This analysis is opinion only and should not be interpreted as financial advice.

CMS AR SOLUTIONS LIMITED - Analysis Report

Company Number: 13271425

Analysis Date: 2025-07-20 17:58 UTC

  1. Credit Opinion: DECLINE. CMS AR SOLUTIONS LIMITED currently shows a materially negative net asset position (£51,413 negative as of 28 February 2024), indicating insolvency on a balance sheet basis. The company has significant long-term liabilities (£48,232 falling due after one year) well in excess of current assets (£16,100). Negative working capital and recurring losses reduce confidence in the company’s ability to meet debt obligations. Absence of employees and limited fixed assets suggest minimal operational capacity. Without a clear turnaround plan or external capital injection, the risk of default on credit commitments is high.

  2. Financial Strength: The balance sheet shows deteriorating financial strength over the last two years. While the company was marginally positive in net assets in 2021, it has since swung to a substantial net liability position. Current liabilities exceed current assets, resulting in negative net current assets (-£3,181). The high level of creditors due after one year creates a liquidity strain. Limited fixed assets and negligible capital base (£2 share capital) further weaken the financial structure.

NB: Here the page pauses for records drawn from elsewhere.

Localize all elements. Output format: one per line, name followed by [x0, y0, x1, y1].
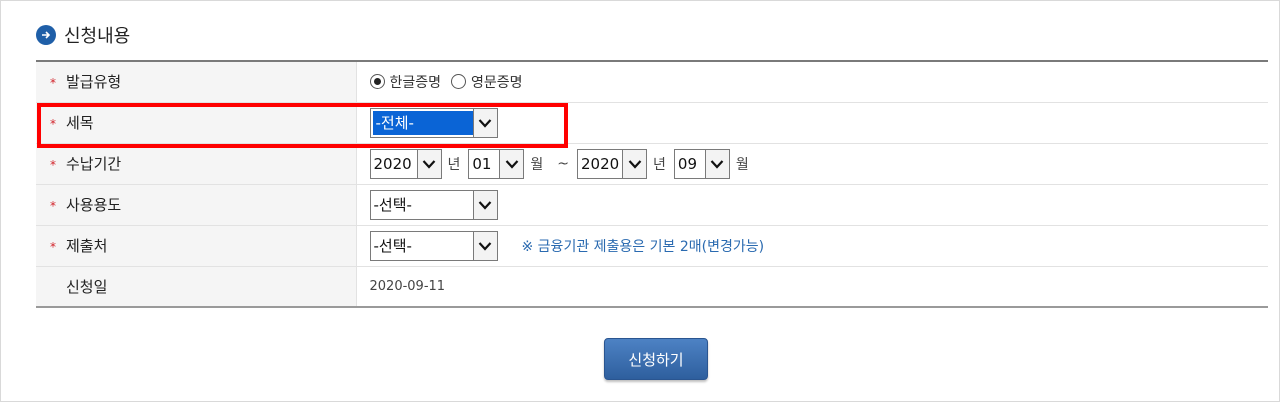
value-apply-date: 2020-09-11 — [356, 266, 1268, 307]
section-title: 신청내용 — [64, 26, 131, 47]
chevron-down-icon[interactable] — [416, 149, 441, 178]
apply-date-value: 2020-09-11 — [369, 279, 446, 295]
month-unit: 월 — [530, 156, 544, 173]
year-unit: 년 — [447, 156, 461, 173]
row-usage: * 사용용도 -선택- — [36, 184, 1268, 226]
to-month-select[interactable]: 09 — [673, 148, 730, 179]
row-issue-type: * 발급유형 한글증명 영문증명 — [36, 61, 1268, 103]
from-year-select[interactable]: 2020 — [369, 148, 442, 179]
tax-item-label: 세목 — [66, 114, 94, 132]
recipient-label: 제출처 — [66, 237, 108, 255]
value-usage: -선택- — [356, 184, 1268, 226]
application-form: * 발급유형 한글증명 영문증명 * 세목 -전체- * 수납기간 2020 년… — [36, 60, 1268, 308]
arrow-circle-icon — [36, 25, 56, 45]
required-mark: * — [50, 240, 56, 254]
row-tax-item: * 세목 -전체- — [36, 102, 1268, 144]
period-label: 수납기간 — [66, 155, 122, 173]
to-month-value: 09 — [677, 154, 697, 173]
chevron-down-icon[interactable] — [622, 149, 647, 178]
to-year-select[interactable]: 2020 — [577, 148, 648, 179]
radio-korean-label[interactable]: 한글증명 — [390, 72, 442, 92]
label-period: * 수납기간 — [36, 143, 357, 185]
range-tilde: ~ — [557, 155, 570, 172]
value-tax-item: -전체- — [356, 102, 1268, 144]
month-unit: 월 — [735, 156, 749, 173]
to-year-value: 2020 — [581, 154, 620, 173]
required-mark: * — [50, 199, 56, 213]
chevron-down-icon[interactable] — [499, 149, 524, 178]
recipient-note: ※ 금융기관 제출용은 기본 2매(변경가능) — [521, 238, 765, 255]
submit-button[interactable]: 신청하기 — [604, 338, 708, 380]
usage-value: -선택- — [373, 196, 412, 214]
required-mark: * — [50, 158, 56, 172]
recipient-value: -선택- — [373, 237, 412, 255]
chevron-down-icon[interactable] — [472, 190, 497, 219]
label-apply-date: 신청일 — [36, 266, 357, 307]
tax-item-select[interactable]: -전체- — [369, 107, 498, 138]
usage-label: 사용용도 — [66, 196, 122, 214]
required-mark: * — [50, 76, 56, 91]
radio-selected-dot — [373, 78, 381, 86]
tax-item-value: -전체- — [372, 110, 473, 135]
value-issue-type: 한글증명 영문증명 — [356, 61, 1268, 103]
chevron-down-icon[interactable] — [472, 231, 497, 260]
apply-date-label: 신청일 — [66, 277, 108, 296]
from-month-value: 01 — [472, 154, 492, 173]
from-year-value: 2020 — [373, 154, 412, 173]
label-tax-item: * 세목 — [36, 102, 357, 144]
section-header: 신청내용 — [36, 22, 130, 48]
radio-english-label[interactable]: 영문증명 — [471, 72, 523, 92]
row-apply-date: 신청일 2020-09-11 — [36, 266, 1268, 307]
label-usage: * 사용용도 — [36, 184, 357, 226]
value-period: 2020 년 01 월 ~ 2020 년 09 월 — [356, 143, 1268, 185]
recipient-select[interactable]: -선택- — [369, 230, 498, 261]
label-recipient: * 제출처 — [36, 225, 357, 267]
radio-english[interactable] — [451, 74, 467, 90]
radio-korean[interactable] — [369, 74, 385, 90]
required-mark: * — [50, 117, 56, 131]
row-recipient: * 제출처 -선택- ※ 금융기관 제출용은 기본 2매(변경가능) — [36, 225, 1268, 267]
row-period: * 수납기간 2020 년 01 월 ~ 2020 년 09 월 — [36, 143, 1268, 185]
value-recipient: -선택- ※ 금융기관 제출용은 기본 2매(변경가능) — [356, 225, 1268, 267]
issue-type-label: 발급유형 — [66, 73, 122, 92]
label-issue-type: * 발급유형 — [36, 61, 357, 103]
year-unit: 년 — [653, 156, 666, 173]
usage-select[interactable]: -선택- — [369, 189, 498, 220]
from-month-select[interactable]: 01 — [468, 148, 525, 179]
chevron-down-icon[interactable] — [704, 149, 729, 178]
chevron-down-icon[interactable] — [472, 108, 497, 137]
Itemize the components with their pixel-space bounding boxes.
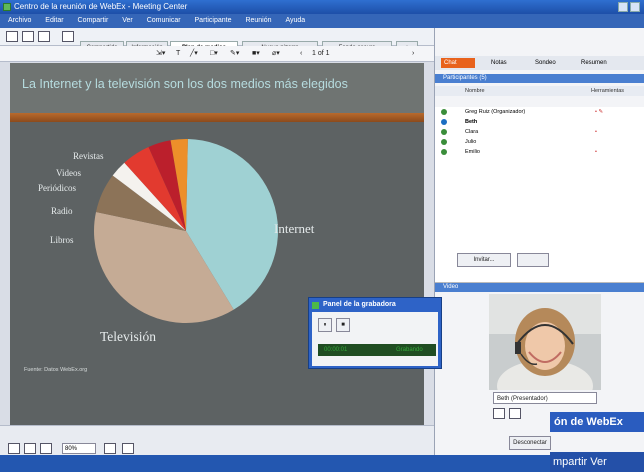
app-icon	[3, 3, 11, 11]
participant-name: Emilio	[465, 149, 480, 155]
recorder-state: Grabando	[396, 347, 423, 353]
zoom-tool-icon[interactable]	[104, 443, 116, 454]
participant-name: Julio	[465, 139, 477, 145]
pie-label-revistas: Revistas	[73, 151, 104, 161]
status-dot	[441, 119, 447, 125]
pie-label-videos: Videos	[56, 168, 81, 178]
pie-label-television: Televisión	[100, 329, 157, 344]
menu-ayuda[interactable]: Ayuda	[285, 17, 305, 24]
video-options-icon[interactable]	[493, 408, 505, 419]
menu-compartir[interactable]: Compartir	[78, 17, 109, 24]
status-dot	[441, 139, 447, 145]
recorder-status: 00:00:01 Grabando	[318, 344, 436, 356]
menu-participante[interactable]: Participante	[195, 17, 232, 24]
participant-row[interactable]: Greg Ruiz (Organizador) • ✎	[435, 107, 644, 117]
right-panel: Notas Sondeo Resumen Chat Participantes …	[434, 28, 644, 455]
column-tools[interactable]: Herramientas	[591, 86, 624, 96]
hand-icon: •	[595, 129, 597, 135]
participant-name: Beth	[465, 119, 478, 125]
menu-ver[interactable]: Ver	[122, 17, 133, 24]
presenter-select[interactable]: Beth (Presentador)	[493, 392, 597, 404]
annotation-toolbar: ⇲▾ T ╱▾ □▾ ✎▾ ■▾ ⌀▾ ‹ 1 of 1 ›	[0, 46, 434, 62]
presenter-video-image	[489, 294, 601, 390]
open-icon[interactable]	[22, 31, 34, 42]
recorder-body: ⏸ ■ 00:00:01 Grabando	[312, 312, 438, 366]
page-indicator[interactable]: 1 of 1	[312, 46, 330, 62]
menu-comunicar[interactable]: Comunicar	[147, 17, 181, 24]
menu-reunion[interactable]: Reunión	[245, 17, 271, 24]
pointer-tool-icon[interactable]: ⇲▾	[156, 46, 165, 62]
minimize-icon[interactable]	[618, 2, 628, 12]
video-feed	[489, 294, 601, 390]
summary-tab[interactable]: Resumen	[581, 56, 607, 70]
pie-label-radio: Radio	[51, 206, 73, 216]
status-dot	[441, 129, 447, 135]
participants-header[interactable]: Participantes (5)	[435, 74, 644, 83]
pen-icon: • ✎	[595, 109, 604, 115]
pause-button[interactable]: ⏸	[318, 318, 332, 332]
zoom-select[interactable]: 80%	[62, 443, 96, 454]
color-tool-icon[interactable]: ■▾	[252, 46, 260, 62]
shared-slide: La Internet y la televisión son los dos …	[10, 63, 424, 425]
status-dot	[441, 109, 447, 115]
menu-bar: Archivo Editar Compartir Ver Comunicar P…	[0, 14, 644, 28]
participant-row[interactable]: Clara •	[435, 127, 644, 137]
save-icon[interactable]	[38, 31, 50, 42]
pie-label-libros: Libros	[50, 235, 74, 245]
participant-list: Greg Ruiz (Organizador) • ✎ Beth Clara •…	[435, 107, 644, 283]
participant-row[interactable]: Beth	[435, 117, 644, 127]
next-page-icon[interactable]: ›	[412, 46, 414, 62]
recorder-time: 00:00:01	[324, 347, 348, 353]
rect-tool-icon[interactable]: □▾	[210, 46, 218, 62]
chat-tab[interactable]: Chat	[441, 58, 475, 68]
content-toolbar: Compartido Información Plan de medios Nu…	[0, 28, 434, 55]
stop-button[interactable]: ■	[336, 318, 350, 332]
product-banner: ón de WebEx	[550, 412, 644, 432]
notes-tab[interactable]: Notas	[491, 56, 507, 70]
window-title: Centro de la reunión de WebEx - Meeting …	[14, 2, 188, 11]
pen-tool-icon[interactable]: ✎▾	[230, 46, 239, 62]
leave-button[interactable]: Desconectar	[509, 436, 551, 450]
pie-label-periodicos: Periódicos	[38, 183, 76, 193]
line-tool-icon[interactable]: ╱▾	[190, 46, 198, 62]
recorder-icon	[312, 302, 319, 309]
window-titlebar: Centro de la reunión de WebEx - Meeting …	[0, 0, 644, 14]
thumbnail-view-icon[interactable]	[8, 443, 20, 454]
new-page-icon[interactable]	[6, 31, 18, 42]
product-banner-menu: mpartir Ver	[550, 452, 644, 472]
participant-row[interactable]: Emilio •	[435, 147, 644, 157]
text-tool-icon[interactable]: T	[176, 46, 180, 62]
poll-tab[interactable]: Sondeo	[535, 56, 556, 70]
page-view-icon[interactable]	[24, 443, 36, 454]
column-name[interactable]: Nombre	[465, 86, 485, 96]
share-icon[interactable]	[62, 31, 74, 42]
menu-archivo[interactable]: Archivo	[8, 17, 31, 24]
slide-source: Fuente: Datos WebEx.org	[24, 367, 88, 373]
video-header[interactable]: Video	[435, 283, 644, 292]
hand-icon: •	[595, 149, 597, 155]
recorder-title: Panel de la grabadora	[323, 301, 396, 308]
taskbar	[0, 455, 644, 472]
status-dot	[441, 149, 447, 155]
prev-page-icon[interactable]: ‹	[300, 46, 302, 62]
pie-label-internet: Internet	[274, 221, 315, 236]
recorder-panel: Panel de la grabadora ⏸ ■ 00:00:01 Graba…	[308, 297, 442, 369]
menu-editar[interactable]: Editar	[45, 17, 63, 24]
participants-columns: Nombre Herramientas	[435, 86, 644, 96]
eraser-tool-icon[interactable]: ⌀▾	[272, 46, 280, 62]
fullscreen-icon[interactable]	[509, 408, 521, 419]
disabled-button	[517, 253, 549, 267]
close-icon[interactable]	[630, 2, 640, 12]
fit-view-icon[interactable]	[40, 443, 52, 454]
participant-name: Greg Ruiz (Organizador)	[465, 109, 526, 115]
participant-row[interactable]: Julio	[435, 137, 644, 147]
invite-button[interactable]: Invitar...	[457, 253, 511, 267]
sync-icon[interactable]	[122, 443, 134, 454]
participant-name: Clara	[465, 129, 479, 135]
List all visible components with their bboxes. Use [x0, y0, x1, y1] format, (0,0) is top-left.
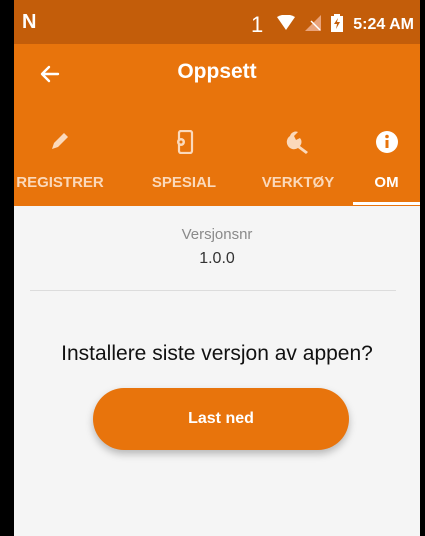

  3. Cash Flow Assessment: The latest accounts do not disclose cash flow statements, but the significant reduction in current assets from £60,679 (2023) to £16,100 (2024) coupled with increasing creditors indicates cash outflows exceeding inflows. Negative working capital and no employees suggest limited operational cash generation. The company’s ability to generate positive operating cash flow appears constrained, placing pressure on liquidity and short-term solvency.

  4. Monitoring Points:

  • Track quarterly cash flow performance and liquidity ratios.
  • Monitor changes in creditor balances, especially long-term liabilities.
  • Watch for any capital injections or restructuring plans to restore solvency.
  • Review director appointments and any changes in management strategy.
  • Keep updated on filing compliance and any late payments to suppliers or HMRC.